God’s restorative actions didn’t end with the return of the Judeans from Babylonia either. God reached out to us with forgiveness and restoration in the most ultimate way with the birth of that little child, who’s birth we have just celebrated. What came into being in the Christ child was life and that life was the light of all people—the light that came to destroy the veil of darkness that keeps us lonely and separate from God. John’s gospel reminds us that Christ’s light that shines in the darkness and the darkness cannot overcome it. And what do all these fancy phrases from the gospel really mean? They mean that Jesus has come to lead us home—and I am not talking about the kind of home where relatives argue and Christmas presents don’t fit and the turkey gets burned. I am talking about that deep sense of peace we yearn for in our heart of hearts. I am talking about our lives being a watered garden of new life and growth. Christ has come into the world to make that image a reality.

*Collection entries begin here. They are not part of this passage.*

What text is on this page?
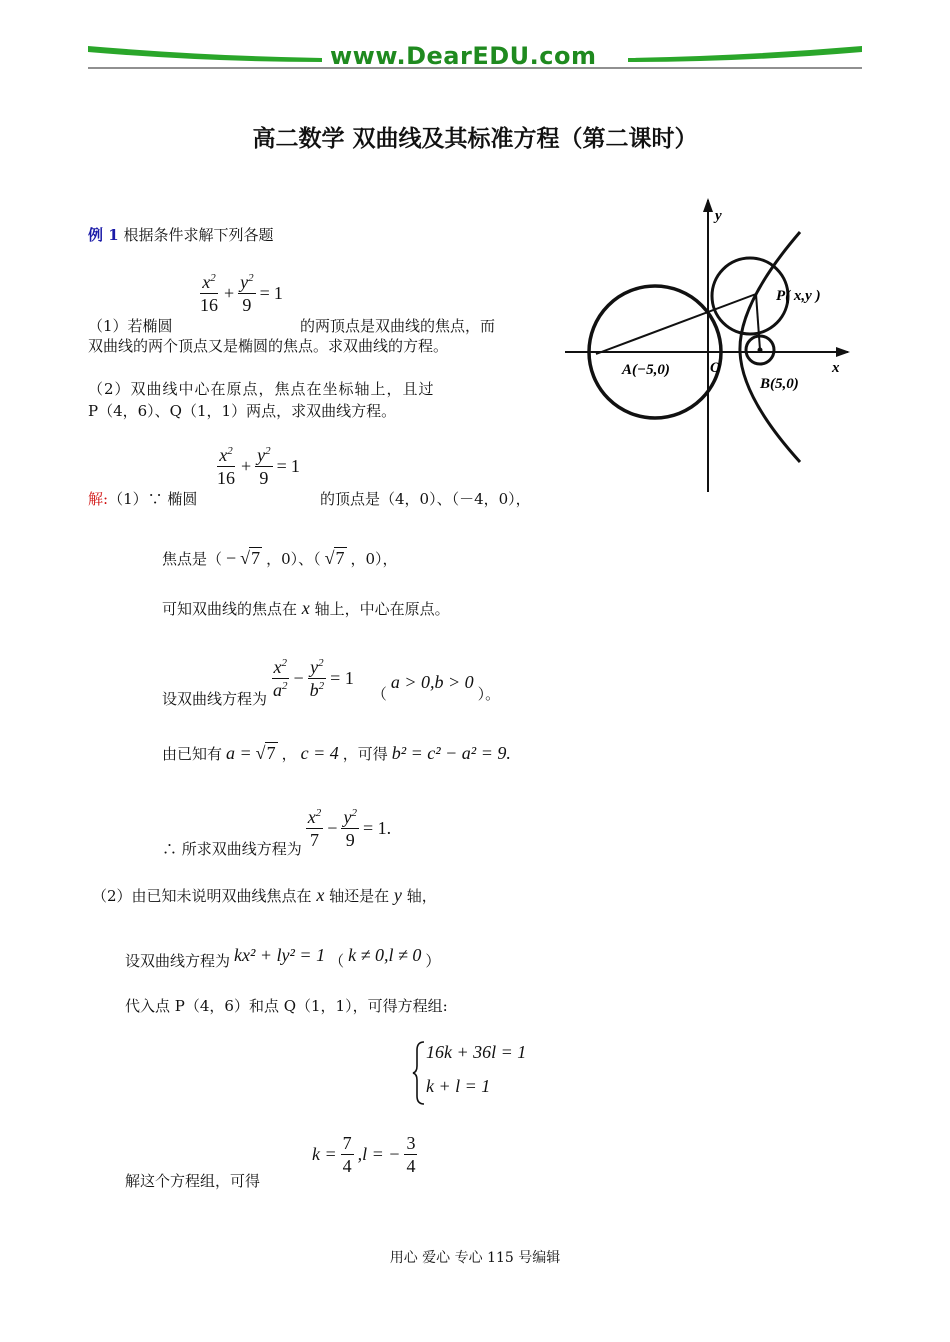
www.DearEDU.com
高二数学 双曲线及其标准方程（第二课时）
例 1 根据条件求解下列各题
$\frac{x^2}{16} + \frac{y^2}{9} = 1$
（1）若椭圆	的两顶点是双曲线的焦点，而
双曲线的两个顶点又是椭圆的焦点。求双曲线的方程。
（2）双曲线中心在原点，焦点在坐标轴上，且过
P（4，6）、Q（1，1）两点，求双曲线方程。
y
x
O
A(−5,0)
B(5,0)
P( x,y )
$\frac{x^2}{16} + \frac{y^2}{9} = 1$
解:（1）∵ 椭圆	的顶点是（4，0）、（－4，0），
焦点是（ − √ 7 ，0）、（ √ 7 ，0），
可知双曲线的焦点在 x 轴上，中心在原点。
设双曲线方程为 $\frac{x^2}{a^2} - \frac{y^2}{b^2} = 1$
（
a > 0,b > 0
）。
由已知有 a = √ 7 ， c = 4 ，可得 b² = c² − a² = 9.
∴ 所求双曲线方程为 $\frac{x^2}{7} - \frac{y^2}{9} = 1$.
（2）由已知未说明双曲线焦点在 x 轴还是在 y 轴，
设双曲线方程为 kx² + ly² = 1 （ k ≠ 0,l ≠ 0 ）
代入点 P（4，6）和点 Q（1，1），可得方程组:
16k + 36l = 1
k + l = 1
解这个方程组，可得
$k = \frac{7}{4} ,l$ = − $\frac{3}{4}$
用心 爱心 专心 115 号编辑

Out of God’s fullness, we are given grace upon grace, and so we must believe it. It is really easy to look around at all the problems of our modern culture and feel hopeless. Even Christians can lose their idealism when we are confronted with the heartaches and injustices of our world. In our own way, we know what it is to feel like exiles! How can we find our way home amidst all this? We must step out in faith. We must take the risk to believe that God’s Word is true. We must follow the prophet’s instructions to: “Sing aloud with gladness for Jacob and raise shouts for the chief of nations; proclaim, give praise, and say, ‘Save, O Lord, your people.’” For God can deliver us from hands too strong for us.


All throughout history, God was faithful to the covenant of love God made with Moses and the Israelites. And Jeremiah tells us how God made that same covenant even more intimate by writing it upon the people’s hearts so that they would all know God deep within their hearts and they would be able to love the Lord their God with all their heart and all their soul and all their might—no matter how far away they had strayed. And in Christ, God’s covenant of love came to blossom as God personally became human to bear our sins for us.


That grace-filled act still calls out to us today as we celebrate the Christmas season. God’s love reaches out to us in our modern context and it calls us out of the distraction and despair. It calls us to believe in a better world—a world of peace and justice where people show their love for God by caring for one another. That kind of world is the home we long for. And that kind of home is not in the past, but in the future. We must believe it it so firmly that we act as if it is already true. This is what’s known as believing the future into being. This is the season of light. The light is shining in the darkness. God’s light has dawned upon our exiled world. Let us dare to believe it and embrace the peace that will lead us home.